For Biden, Iranian Hard-liner May Be Best Path to Restoring Nuclear Deal
The next six weeks before a new government takes office in Tehran may be a unique window for clinching an agreement that Iran’s leadership has been delaying.
Iran’s announcement on Saturday that an ultraconservative former head of the judiciary, Ebrahim Raisi, has been elected president now touches off an unpredictable diplomatic drama: The ascension of a hard-line government in Iran may actually present the Biden administration with a brief opportunity to restore the 2015 nuclear deal with the country.
President Biden’s top aides, who have been negotiating with Iranian officials behind closed doors in Vienna — passing messages from hotel rooms through European intermediaries because the Iranians will not meet them directly — believe the moment may have come. And, they say, the next six weeks before Mr. Raisi is inaugurated present a unique window to strike a final deal with Iran’s leadership on a painful decision it has been delaying.
Officials in both Washington and Tehran contend that Iran’s supreme leader, Ayatollah Ali Khamenei, wants to restore a nuclear agreement with the West — which President Donald J. Trump ripped up more than three years ago — in order to lift the crushing sanctions that have kept Iranian oil largely off the market.
In fact, the detailed wording of the resurrected agreement was worked out weeks ago in Vienna, the same city where the original accord was finalized six summers ago, senior officials say. Since then, the resurrected agreement has sat, largely untouched, awaiting an election whose outcome had seemed engineered by the ayatollah. Mr. Raisi is one of his protégés and many believe he is the leading candidate to become the nation’s next supreme leader when Ayatollah Khamenei, now 82, dies.
The theory in Washington and Tehran is that Ayatollah Khamenei has been stage-managing not only the election but the nuclear negotiations — and does not want to give up his best hope of ridding Iran of the penalties that have kept its oil out of a resurging market.
So the indications inside the negotiations are that the final decision to go ahead with the deal could come in the next few weeks, before Mr. Raisi is inaugurated and while Iran’s older — and by some measures more moderate — government is still in office.
That means Iran’s moderates would be set up to take the blame for capitulating to the West and bear the brunt of popular anger inside Iran if sanctions relief does not rescue the nation’s stricken economy.
But if the deal comes together, the new conservative government under Mr. Raisi can take the credit for an economic upswing, bolstering his case that it took a hard-line, nationalist government to stand up to Washington and bring the country back.

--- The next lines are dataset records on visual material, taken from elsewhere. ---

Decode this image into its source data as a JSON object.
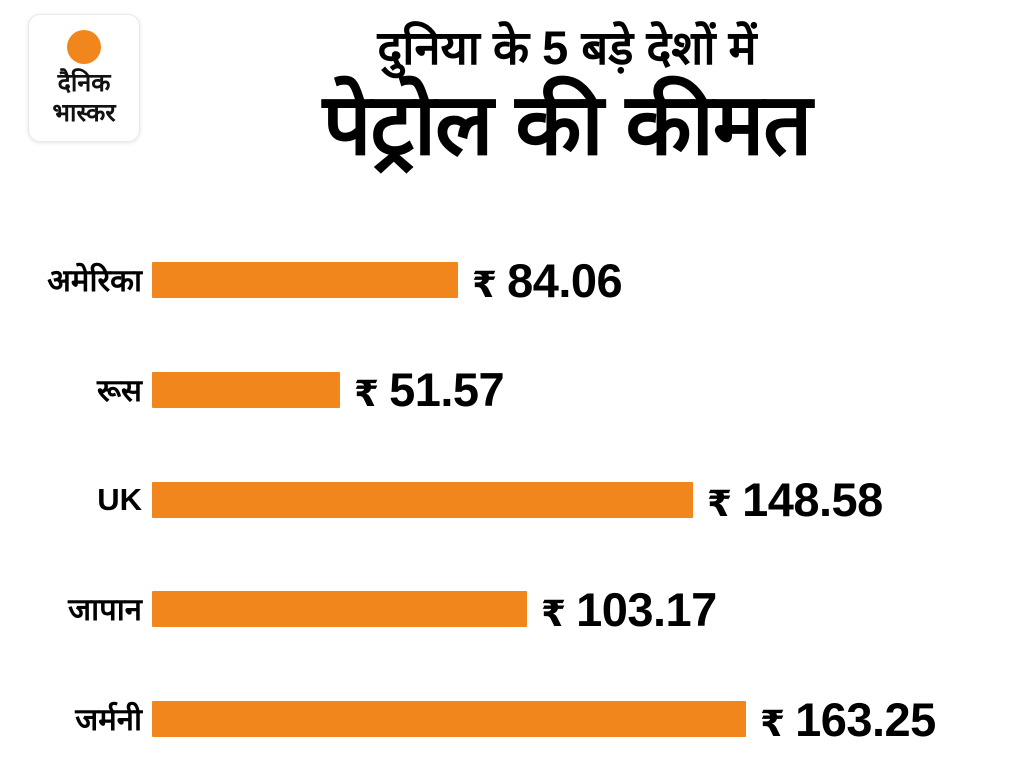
{
  "brand": {
    "logo_line1": "दैनिक",
    "logo_line2": "भास्कर",
    "accent_color": "#F0861C"
  },
  "header": {
    "subtitle": "दुनिया के 5 बड़े देशों में",
    "title": "पेट्रोल की कीमत"
  },
  "chart_data": {
    "type": "bar",
    "orientation": "horizontal",
    "title": "पेट्रोल की कीमत",
    "subtitle": "दुनिया के 5 बड़े देशों में",
    "categories": [
      "अमेरिका",
      "रूस",
      "UK",
      "जापान",
      "जर्मनी"
    ],
    "values": [
      84.06,
      51.57,
      148.58,
      103.17,
      163.25
    ],
    "value_prefix": "₹",
    "bar_color": "#F0861C",
    "xlim": [
      0,
      170
    ],
    "grid": false,
    "legend": false
  }
}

“For Iran, this is a real Nixon-goes-to-China moment,’’ said Vali Nasr, a professor of political science at Johns Hopkins University’s School of Advanced International Studies, who is close to the negotiations. “If anyone other than the conservatives made this deal with Biden, they would be torn up,” he said of Iran’s new leadership. “The bet is that they can get away with it. No one else could.”
If Mr. Biden’s bet works, and a hard-line government is the pathway to fulfilling his campaign promise to restore a deal that was largely working until Mr. Trump scrapped it, it would be only the latest strange twist in an accord that has left no one happy — not the Iranians, and not the Americans.

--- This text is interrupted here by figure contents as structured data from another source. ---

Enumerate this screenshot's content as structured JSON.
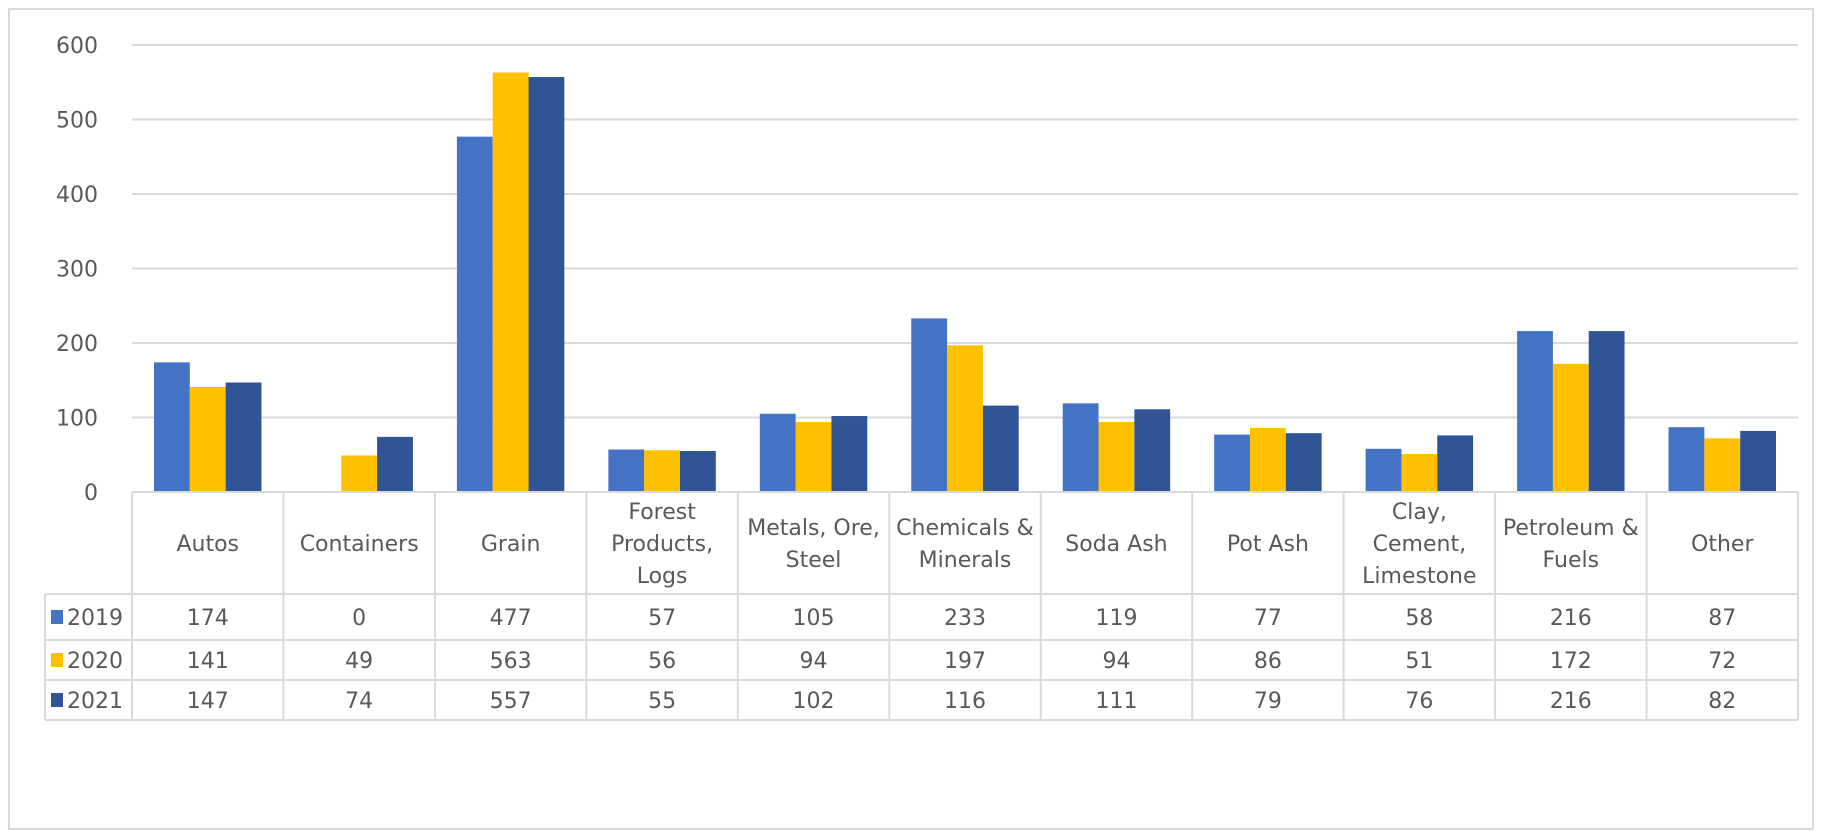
{
  "chart_data": {
    "type": "bar",
    "title": "",
    "xlabel": "",
    "ylabel": "",
    "ylim": [
      0,
      600
    ],
    "yticks": [
      "0",
      "100",
      "200",
      "300",
      "400",
      "500",
      "600"
    ],
    "grid": true,
    "legend": "data-table",
    "categories": [
      [
        "Autos"
      ],
      [
        "Containers"
      ],
      [
        "Grain"
      ],
      [
        "Forest",
        "Products,",
        "Logs"
      ],
      [
        "Metals, Ore,",
        "Steel"
      ],
      [
        "Chemicals &",
        "Minerals"
      ],
      [
        "Soda Ash"
      ],
      [
        "Pot Ash"
      ],
      [
        "Clay,",
        "Cement,",
        "Limestone"
      ],
      [
        "Petroleum &",
        "Fuels"
      ],
      [
        "Other"
      ]
    ],
    "series": [
      {
        "name": "2019",
        "color": "#4472c4",
        "values": [
          174,
          0,
          477,
          57,
          105,
          233,
          119,
          77,
          58,
          216,
          87
        ]
      },
      {
        "name": "2020",
        "color": "#ffc000",
        "values": [
          141,
          49,
          563,
          56,
          94,
          197,
          94,
          86,
          51,
          172,
          72
        ]
      },
      {
        "name": "2021",
        "color": "#2f5597",
        "values": [
          147,
          74,
          557,
          55,
          102,
          116,
          111,
          79,
          76,
          216,
          82
        ]
      }
    ]
  }
}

Mr. Trump was the agreement’s greatest critic, but a primary objection seemed to be that it was negotiated by the Obama administration. In an interview during the 2016 campaign, he struggled to articulate its flaws. But he later suggested that restrictions on Iran ended too early, and that the deal did nothing to curb Iran’s missile program or its aid to terrorist groups around the Middle East. The day he pulled out of the accord he called it “a horrible one-sided deal that should have never, ever been made.”
Mr. Trump and his secretary of state, Mike Pompeo, had predicted that once sanctions began to crush Iran, its leaders would come begging for a deal and agree to terms more favorable to the United States and its Western partners.
They didn’t — and after European powers, who desperately tried to keep the deal alive, failed to deliver on its promises to make up for some of Iran’s lost revenue, the Iranians resumed their production of nuclear fuel. By American intelligence estimates, Iran is now months from having enough fuel to produce a few nuclear weapons — but that does not mean it is technologically ready to make that leap.
A publicly released U.S. intelligence estimate in April concluded that “Iran is not currently undertaking the key nuclear weapons-development activities that we judge would be necessary to produce a nuclear device.” The Israelis disagree.
So, for weeks now, a team led by Robert Malley, the State Department’s special envoy for Iran, whose ties to Secretary of State Antony J. Blinken go back to high school, has been shuttling to Vienna to try to resurrect the agreement that he, Mr. Blinken and others negotiated in 2015.